Open source, despite its community roots, often doesn't become mainstream until corporations get involved. There are notable exceptions--Mozilla Firefox and the Apache Web server being just two--but often it is corporate self-interest that provides the mechanism to deliver the value of community-developed open source to a mainstream audience.
While the mobile market remains highly fragmented, therefore, I take it as a very encouraging sign that Google has thrown its considerable heft behind Android, its open-source mobile operating platform.
Sure, we've had mobile open-source companies for years. I was part of one of the first: Lineo, an embedded Linux vendor that distributed an optimized Linux distribution for PDAs like the Sharp Zaurus.
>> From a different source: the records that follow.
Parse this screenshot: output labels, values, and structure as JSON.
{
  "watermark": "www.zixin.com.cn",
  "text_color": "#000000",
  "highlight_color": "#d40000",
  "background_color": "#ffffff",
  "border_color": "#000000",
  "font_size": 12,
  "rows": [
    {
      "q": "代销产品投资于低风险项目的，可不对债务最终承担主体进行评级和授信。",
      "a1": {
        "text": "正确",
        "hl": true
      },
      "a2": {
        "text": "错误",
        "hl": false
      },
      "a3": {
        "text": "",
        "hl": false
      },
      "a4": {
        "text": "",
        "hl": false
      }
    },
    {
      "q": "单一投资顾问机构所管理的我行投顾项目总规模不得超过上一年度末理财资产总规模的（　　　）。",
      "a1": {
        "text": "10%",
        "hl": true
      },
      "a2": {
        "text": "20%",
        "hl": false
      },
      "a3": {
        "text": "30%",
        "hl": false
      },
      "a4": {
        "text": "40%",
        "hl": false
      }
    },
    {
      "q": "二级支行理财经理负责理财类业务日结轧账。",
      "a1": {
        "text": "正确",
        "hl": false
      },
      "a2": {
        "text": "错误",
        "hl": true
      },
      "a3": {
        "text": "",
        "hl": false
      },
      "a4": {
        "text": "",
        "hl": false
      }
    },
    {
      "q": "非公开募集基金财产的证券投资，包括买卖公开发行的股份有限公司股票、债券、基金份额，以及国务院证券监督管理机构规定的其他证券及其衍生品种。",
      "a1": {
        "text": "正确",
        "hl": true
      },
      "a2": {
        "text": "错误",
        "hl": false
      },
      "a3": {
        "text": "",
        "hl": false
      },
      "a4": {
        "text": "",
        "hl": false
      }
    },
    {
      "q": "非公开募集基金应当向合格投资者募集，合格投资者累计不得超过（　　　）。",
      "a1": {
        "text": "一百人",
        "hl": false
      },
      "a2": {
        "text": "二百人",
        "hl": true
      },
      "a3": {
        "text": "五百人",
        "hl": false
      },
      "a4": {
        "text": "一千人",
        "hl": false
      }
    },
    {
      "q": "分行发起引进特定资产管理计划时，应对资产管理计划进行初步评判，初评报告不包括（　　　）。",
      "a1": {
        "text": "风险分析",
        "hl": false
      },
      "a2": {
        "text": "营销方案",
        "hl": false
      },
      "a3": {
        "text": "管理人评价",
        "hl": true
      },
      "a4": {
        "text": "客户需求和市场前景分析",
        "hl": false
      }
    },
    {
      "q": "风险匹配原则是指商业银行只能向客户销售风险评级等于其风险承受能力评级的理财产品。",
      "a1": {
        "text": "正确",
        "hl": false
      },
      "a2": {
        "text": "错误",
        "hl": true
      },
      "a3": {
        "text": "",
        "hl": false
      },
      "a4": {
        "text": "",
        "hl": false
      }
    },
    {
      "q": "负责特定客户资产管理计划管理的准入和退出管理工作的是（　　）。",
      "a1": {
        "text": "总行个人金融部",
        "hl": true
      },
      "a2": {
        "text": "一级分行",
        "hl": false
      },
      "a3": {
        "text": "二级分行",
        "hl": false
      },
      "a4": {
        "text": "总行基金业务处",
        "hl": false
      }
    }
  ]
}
More recently, Funambol has proved popular as a mobile application server, specializing in synchronization technology.
But just as Linux's big moment on the server came with IBM's $1 billion commitment to fund its development and marketing, so, too, will the mobile open-source market come into its own with Google Android.
Android has recently pulled ahead of Microsoft's Windows Mobile in the smartphone market, according to data from AdMob, hitting a global 5 percent market share (in terms of access to mobile ads, not units shipped), while continuing to grow 25 percent month over month.
While Microsoft dominates on the desktop, with even its not-yet-released Windows 7 beating Linux, according to W3C data, Linux, and increasingly Google's Android flavor of Linux, is making a big push on smartphones.
To fuel this, Google has been upping its commitment to developers, most recently with an upgrade to its Android Market, but also pushing its handsets into an ever-widening array of handset manufacturers and wireless carriers, most recently Sprint.
I've suggested that the only way to beat Apple's iPhone is with a big commitment of resources. Google appears to be doing this, but in an intelligent way: it is trying to attract a wide community of developers to share the burden of beating the iPhone.
InfoWorld's Neil McAllister thinks it's not working, but I'm more sanguine. So long as Google invests marketing and development resources to Android, the open-source operating platform has a good chance.
And, importantly, so long as Google remains committed to mobile, there's a very good opportunity for other mobile open-source players to draft on its momentum. An entire open-source industry has grown up in the shadow of IBM's original $1 billion commitment to Linux.
The same can happen in mobile, and this time it will be Google's turn to lead.